Marcellinius Nlemigbo is a Nigerian legal practitioner, politician and social entrepreneur from Imo State. He was the former chairman of the Inter Party Advisory Council (IPAC) of the All-Progressive Congress (APC).

== Education ==
He is a graduate, and in 2017, he was called to bar as a barrister and solicitor of the Supreme Court of Nigeria.

== Career in politics ==
He joined politics at a young age and later rose to become a chairman of the Peoples Democratic Party (PDP). He later joined APC and on September 1, 2020, INEC made its decision, and he was recognized as the duly elected leader of the Caretaker Committee set up by the National Working Committee of the APC to oversee the affairs of the Imo State Chapter of the party pending the conduct of fresh congresses in Imo State He was in support that presidency should be shifted to southeast Nigeria, a development which he believed will enhance national unity and integrity. He is known to be the longest serving state party chairman in Nigeria. In 2016 however, a police inspector attached to him was assassinated at Umudagu, Mberi in Mbaitoli LGA of Imo state, the incident sparked number of controversies. During the 2023 general election in Nigeria, he urged INEC, all political parties Nigerians and electorates to synergize for smooth elections that would encourage a free, credible and fair outcome of the elections.
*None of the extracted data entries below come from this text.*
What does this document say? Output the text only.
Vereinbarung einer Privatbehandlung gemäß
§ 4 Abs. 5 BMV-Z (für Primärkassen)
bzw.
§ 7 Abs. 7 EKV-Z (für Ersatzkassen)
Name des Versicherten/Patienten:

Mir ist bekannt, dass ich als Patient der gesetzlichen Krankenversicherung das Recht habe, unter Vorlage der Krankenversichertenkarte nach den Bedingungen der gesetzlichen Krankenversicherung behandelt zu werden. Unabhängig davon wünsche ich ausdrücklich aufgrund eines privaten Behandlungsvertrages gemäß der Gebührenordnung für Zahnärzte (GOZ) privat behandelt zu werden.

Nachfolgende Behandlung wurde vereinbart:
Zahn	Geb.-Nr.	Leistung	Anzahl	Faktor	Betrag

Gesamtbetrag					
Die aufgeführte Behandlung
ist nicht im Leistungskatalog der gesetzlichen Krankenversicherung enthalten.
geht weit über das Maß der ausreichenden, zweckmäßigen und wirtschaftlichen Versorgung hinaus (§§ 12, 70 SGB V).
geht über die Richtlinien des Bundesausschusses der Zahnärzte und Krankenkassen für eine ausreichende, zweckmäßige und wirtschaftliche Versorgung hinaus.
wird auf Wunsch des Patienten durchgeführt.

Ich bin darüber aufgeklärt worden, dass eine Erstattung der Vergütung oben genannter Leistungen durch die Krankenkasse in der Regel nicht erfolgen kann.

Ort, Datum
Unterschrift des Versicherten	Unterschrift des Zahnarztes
On September 1, 2020, the Independent National Electoral Commission (INEC), and the National Chairman, Caretaker Committee of the APC recognized him as the duly elected leader of the Caretaker Committee set up by the National Working Committee of the APC to oversee the affairs of the Imo State Chapter of the party pending the conduct of fresh congresses in Imo State. In 2017, he was called to bar as a barrister and solicitor of the Supreme Court of Nigeria.

== Controversy ==
In 2019, he was suspended over an alleged claims that he was engaging in anti party activities. Speaking at a Press Conference in Owerri, the factional Chairman of APC in the State, Daniel Nwafor reviewed the information to the press. Nwafor claimed that Nlemigbo has not been attending the party's meetings in his Ezinihittee ward in Mbaitolu Local Government Area of the State in the last one year, consequence to calling the National Chairman of the Party Adams Oshimole to effect the suspension of Nlemigbo. However, on September 1, 2020, the INEC, and the National Chairman, Caretaker Committee of the APC recognized him as the duly elected leader of the Caretaker Committee set up by the National Working Committee of the APC to oversee the affairs of the Imo State Chapter of the party pending the conduct of fresh congresses in Imo State.